Finite-Time Error Bounds for Greedy-GQ
Yue Wang, Yi Zhou, Shaofeng Zou
TL;DR
This work addresses finite-time error bounds for Greedy-GQ with linear function approximation in off-policy reinforcement learning. It develops a tight two-timescale analysis that yields $\mathcal{O}(1/\sqrt{T})$ convergence under i.i.d. data and $\mathcal{O}(\log T/\sqrt{T})$ under Markovian data, despite non-convexity and gradient bias. It further proposes a nested-loop variant achieving near-optimal sample complexity up to a $\mathcal{O}(\log(1/\varepsilon))$ factor, with a bound of $\mathcal{O}(\log(1/\varepsilon)\varepsilon^{-2})$; this matches vanilla Greedy-GQ’s performance and aligns with SGD rates for general non-convex problems. The results provide practical guidance on step-size selection and illuminate the trade-off between convergence speed and policy quality, while offering a general framework for analyzing non-convex two-timescale RL algorithms. Overall, the paper advances theoretical understanding of finite-sample behavior in off-policy, value-based RL with two timescales and nonlinear updates, and informs design of efficient, scalable algorithms.
Abstract
Greedy-GQ with linear function approximation, originally proposed in \cite{maei2010toward}, is a value-based off-policy algorithm for optimal control in reinforcement learning, and it has a non-linear two timescale structure with the non-convex objective function. This paper develops its tightest finite-time error bounds. We show that the Greedy-GQ algorithm converges as fast as $\mathcal{O}({1}/{\sqrt{T}})$ under the i.i.d.\ setting and $\mathcal{O}({\log T}/{\sqrt{T}})$ under the Markovian setting.

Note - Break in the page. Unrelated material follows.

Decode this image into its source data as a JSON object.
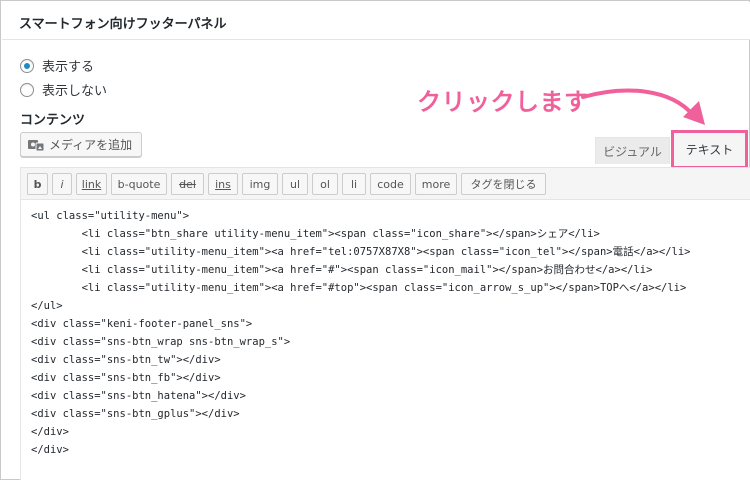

We further design a variant of the vanilla Greedy-GQ algorithm using the nested-loop approach, and show that its sample complexity is $\mathcal{O}({\log(1/ε)ε^{-2}})$, which matches with the one of the vanilla Greedy-GQ. Our finite-time error bounds match with one of the stochastic gradient descent algorithms for general smooth non-convex optimization problems, despite its additonal challenge in the two time-scale updates. Our finite-sample analysis provides theoretical guidance on choosing step-sizes for faster convergence in practice, and suggests the trade-off between the convergence rate and the quality of the obtained policy. Our techniques provide a general approach for finite-sample analysis of non-convex two timescale value-based reinforcement learning algorithms.